The positive PCR result for B. pseduomallei from the raccoon tissue reaffirmed the suspicion that the racoon likely died of acute neurological melioidosis. This is the first reported presumed melioidosis case documented in a raccoon and the first animal case linked to this outbreak. Although the bacteria could not be cultured and sequenced, the raccoon was most likely infected by the outbreak strain given the animal’s exposure history and that B. pseudomallei has never been isolated from Texas soil. Melioidosis is typically not transmitted from animals to humans; however, it does infect a diverse range of animals including mammals, reptiles, and fish (1,5). This investigation identified no evidence of environmental contamination by B. pseudomallei from the buried carcass; such investigations are important in preventing potential establishment of B. pseudomallei in soil within a setting where the pathogen is not known to be endemic.
Acknowledgments
Grayson County Health Department; Kayle Cirrincione, Dallas County Health and Human Services Laboratory; Jose Ojeda, Environmental Protection Agency; Zoonosis Control Branch, Texas Department of State Health Services; Marlene DeLeon-Carnes, Luciana Flannery, Sarah Reagan-Steiner, Jana Ritter, Division of High-Consequence Pathogens and Pathology, National Center for Emerging and Zoonotic Infectious Diseases, CDC.
All authors have completed and submitted the International Committee of Medical Journal Editors form for disclosure of potential conflicts of interest.
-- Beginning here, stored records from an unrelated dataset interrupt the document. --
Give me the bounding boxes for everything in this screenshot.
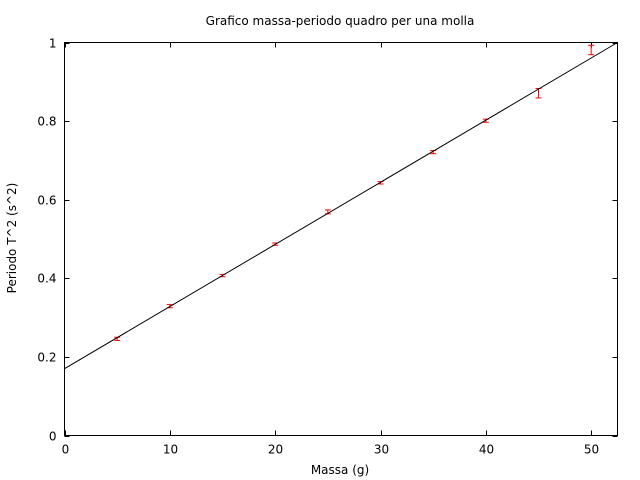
plot-marks xyxy=(64,42,618,370)
x-tick-label: 10 xyxy=(163,443,178,457)
y-tick-label: 0.8 xyxy=(37,115,56,129)
y-tick-label: 0.4 xyxy=(37,272,56,286)
fit-line xyxy=(64,42,618,370)
x-tick-label: 40 xyxy=(479,443,494,457)
y-tick-label: 0.2 xyxy=(37,351,56,365)
x-tick-label: 20 xyxy=(268,443,283,457)
y-tick-label: 1 xyxy=(49,37,57,51)
y-tick-label: 0 xyxy=(49,430,57,444)
x-axis-label: Massa (g) xyxy=(311,463,369,477)
data-point xyxy=(588,44,595,56)
plot-frame xyxy=(64,42,618,436)
x-tick-label: 30 xyxy=(374,443,389,457)
axes: 0 10 20 30 40 50 0 0.2 0.4 0.6 0.8 1 xyxy=(37,37,618,457)
x-tick-label: 50 xyxy=(584,443,599,457)
y-tick-label: 0.6 xyxy=(37,194,56,208)
y-axis-label: Periodo T^2 (s^2) xyxy=(5,183,19,294)
x-tick-label: 0 xyxy=(62,443,70,457)
chart-title: Grafico massa-periodo quadro per una mol… xyxy=(206,14,475,28)
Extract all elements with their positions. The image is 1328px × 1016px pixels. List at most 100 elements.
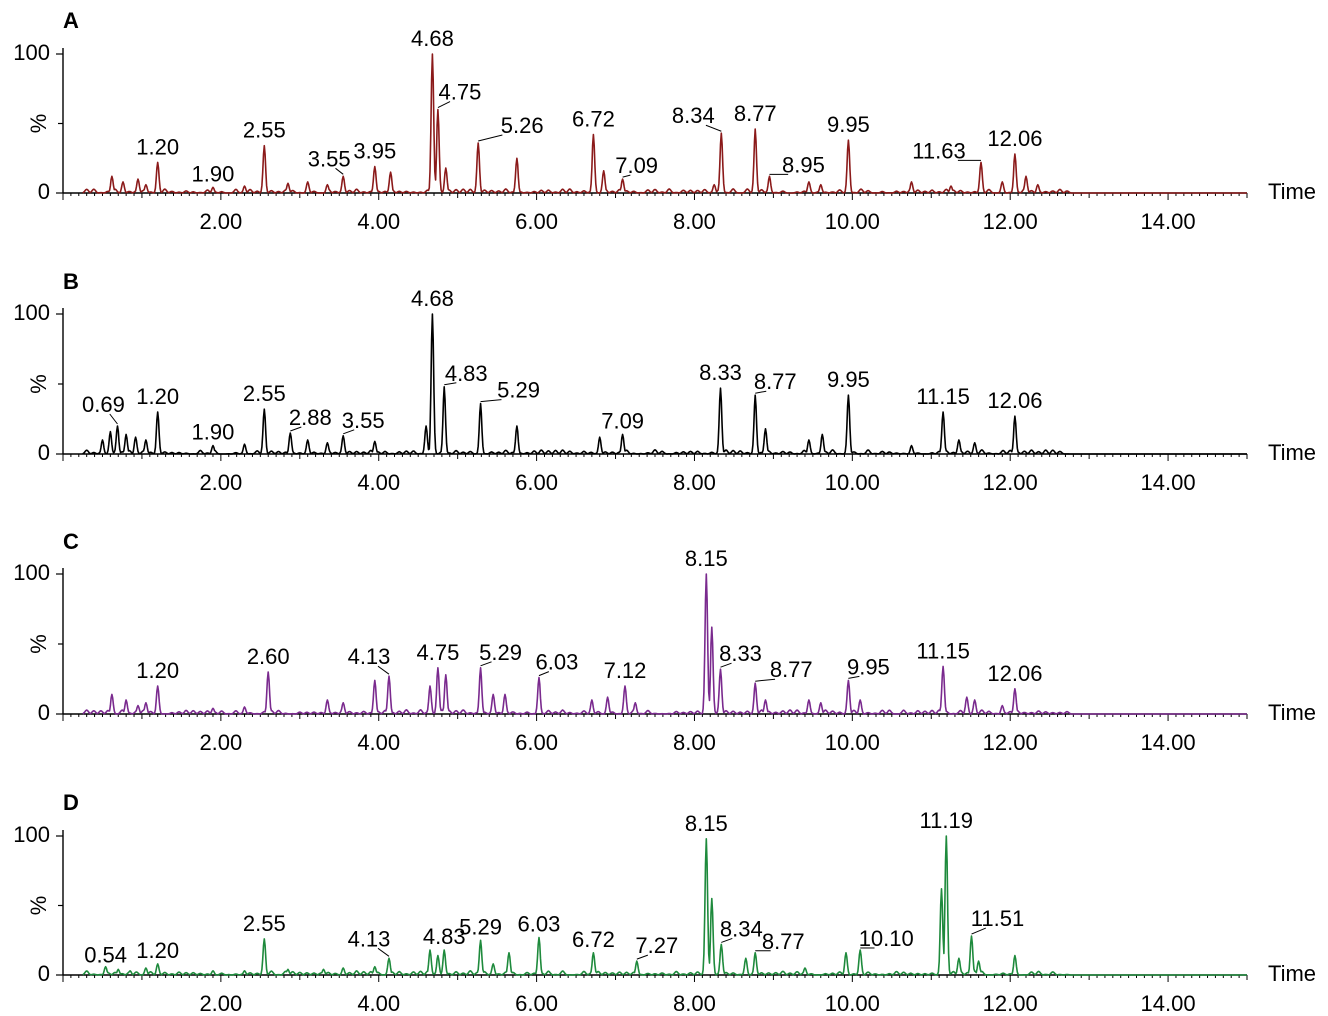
peak-label: 1.20 [136, 658, 179, 683]
peak-label: 8.77 [770, 657, 813, 682]
peak-label: 7.09 [615, 153, 658, 178]
x-tick-label: 14.00 [1141, 730, 1196, 755]
x-tick-label: 14.00 [1141, 470, 1196, 495]
x-tick-label: 4.00 [357, 209, 400, 234]
x-tick-label: 8.00 [673, 209, 716, 234]
peak-leader-line [755, 390, 767, 394]
chromatogram-trace [82, 573, 1247, 715]
peak-label: 3.55 [308, 146, 351, 171]
peak-leader-line [109, 413, 118, 425]
peak-leader-line [848, 675, 860, 679]
peak-label: 8.77 [734, 101, 777, 126]
peak-label: 9.95 [827, 367, 870, 392]
x-tick-label: 6.00 [515, 470, 558, 495]
peak-label: 2.55 [243, 381, 286, 406]
peak-label: 1.90 [192, 161, 235, 186]
peak-label: 8.15 [685, 546, 728, 571]
peak-label: 0.54 [84, 943, 127, 968]
peak-leader-line [636, 954, 649, 960]
x-tick-label: 12.00 [983, 991, 1038, 1016]
peak-label: 2.55 [243, 911, 286, 936]
x-tick-label: 10.00 [825, 209, 880, 234]
peak-label: 1.20 [136, 384, 179, 409]
peak-leader-line [720, 662, 732, 668]
peak-label: 2.60 [247, 644, 290, 669]
peak-leader-line [755, 678, 776, 682]
peak-leader-line [480, 399, 502, 403]
y-tick-label: 0 [38, 179, 50, 204]
peak-leader-line [437, 101, 451, 109]
x-tick-label: 14.00 [1141, 991, 1196, 1016]
peak-label: 8.15 [685, 811, 728, 836]
peak-label: 8.33 [719, 641, 762, 666]
x-axis-label: Time [1268, 440, 1316, 465]
peak-label: 0.69 [82, 392, 125, 417]
peak-label: 4.68 [411, 26, 454, 51]
y-tick-label: 0 [38, 440, 50, 465]
peak-label: 4.83 [423, 924, 466, 949]
peak-leader-line [971, 927, 987, 935]
x-axis-label: Time [1268, 961, 1316, 986]
y-tick-label: 100 [13, 300, 50, 325]
y-tick-label: 0 [38, 961, 50, 986]
peak-leader-line [377, 665, 390, 675]
peak-label: 7.27 [635, 933, 678, 958]
y-tick-label: 100 [13, 560, 50, 585]
peak-label: 8.33 [699, 360, 742, 385]
peak-label: 12.06 [987, 661, 1042, 686]
peak-label: 7.09 [601, 408, 644, 433]
peak-label: 2.88 [289, 405, 332, 430]
peak-leader-line [622, 174, 631, 178]
chromatogram-panel-d: D 100 0% 2.00 4.00 6.00 8.00 10.00 12.00 14.00 Tim… [13, 790, 1316, 1016]
peak-label: 5.26 [501, 113, 544, 138]
peak-label: 11.15 [916, 638, 969, 663]
x-tick-label: 2.00 [199, 470, 242, 495]
peak-label: 1.20 [136, 938, 179, 963]
peak-label: 4.13 [348, 644, 391, 669]
peak-label: 8.95 [782, 152, 825, 177]
y-tick-label: 0 [38, 700, 50, 725]
y-axis-label: % [26, 896, 51, 916]
peak-label: 12.06 [987, 388, 1042, 413]
x-tick-label: 4.00 [357, 470, 400, 495]
x-axis-label: Time [1268, 700, 1316, 725]
x-tick-label: 12.00 [983, 209, 1038, 234]
panel-letter: D [63, 790, 79, 815]
y-axis-label: % [26, 374, 51, 394]
x-axis-label: Time [1268, 179, 1316, 204]
peak-leader-line [705, 124, 722, 132]
peak-leader-line [444, 382, 457, 386]
x-tick-label: 4.00 [357, 991, 400, 1016]
x-tick-label: 12.00 [983, 470, 1038, 495]
peak-label: 6.72 [572, 927, 615, 952]
peak-label: 4.75 [417, 640, 460, 665]
peak-leader-line [335, 167, 344, 175]
peak-label: 8.77 [754, 369, 797, 394]
peak-label: 6.72 [572, 107, 615, 132]
x-tick-label: 4.00 [357, 730, 400, 755]
peak-label: 11.19 [920, 808, 973, 833]
x-tick-label: 12.00 [983, 730, 1038, 755]
peak-label: 5.29 [459, 914, 502, 939]
peak-label: 11.15 [916, 384, 969, 409]
x-tick-label: 8.00 [673, 470, 716, 495]
panel-letter: C [63, 529, 79, 554]
x-tick-label: 2.00 [199, 730, 242, 755]
peak-label: 6.03 [518, 911, 561, 936]
chromatogram-panel-c: C 100 0% 2.00 4.00 6.00 8.00 10.00 12.00 14.00 Tim… [13, 529, 1316, 755]
peak-label: 6.03 [536, 650, 579, 675]
peak-label: 2.55 [243, 118, 286, 143]
x-tick-label: 8.00 [673, 991, 716, 1016]
x-tick-label: 2.00 [199, 991, 242, 1016]
peak-label: 5.29 [479, 640, 522, 665]
peak-leader-line [721, 937, 733, 943]
x-tick-label: 14.00 [1141, 209, 1196, 234]
x-tick-label: 6.00 [515, 209, 558, 234]
peak-label: 11.63 [912, 138, 965, 163]
peak-label: 8.77 [762, 929, 805, 954]
peak-label: 4.68 [411, 286, 454, 311]
peak-label: 1.90 [192, 420, 235, 445]
chromatogram-trace [82, 835, 1247, 976]
y-tick-label: 100 [13, 822, 50, 847]
peak-label: 8.34 [720, 916, 763, 941]
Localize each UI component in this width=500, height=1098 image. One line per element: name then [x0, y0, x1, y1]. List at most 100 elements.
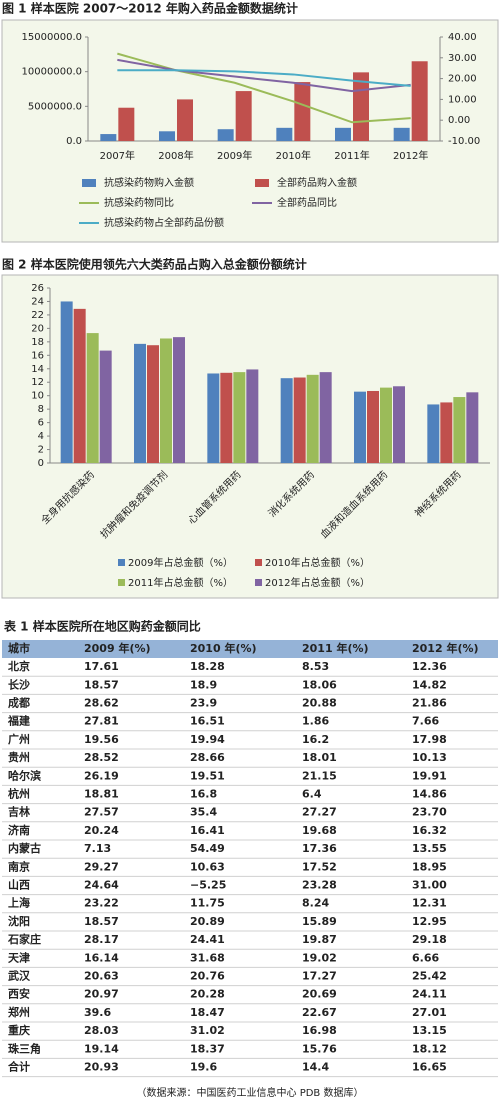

No potential conflicts of interest were disclosed.
Footnotes
Other considerations in the differential diagnosis included canine distemper and rabies.
In addition to the 32 environmental samples collected from the carcass burial site, three control soil samples were collected from public land across the street from the property, which ultimately tested negative; one sample was also collected from the robe in which the carcass was wrapped, which also tested negative.
Tissue samples were taken from right and left orbits (likely brain tissue), intestinal contents, cardiac and pulmonary tissue, intestinal tissue, paw pads, spinal column tissue, adipose and epidermis, and other internal organs that were unidentifiable because of decomposition.
Ten of the 12 tissue samples tested negative by PCR at the Zoonotic Select Agent Laboratory at CDC, and four tissue samples tested negative by IHC and PCR at the Infectious Diseases Pathology Branch laboratory, CDC.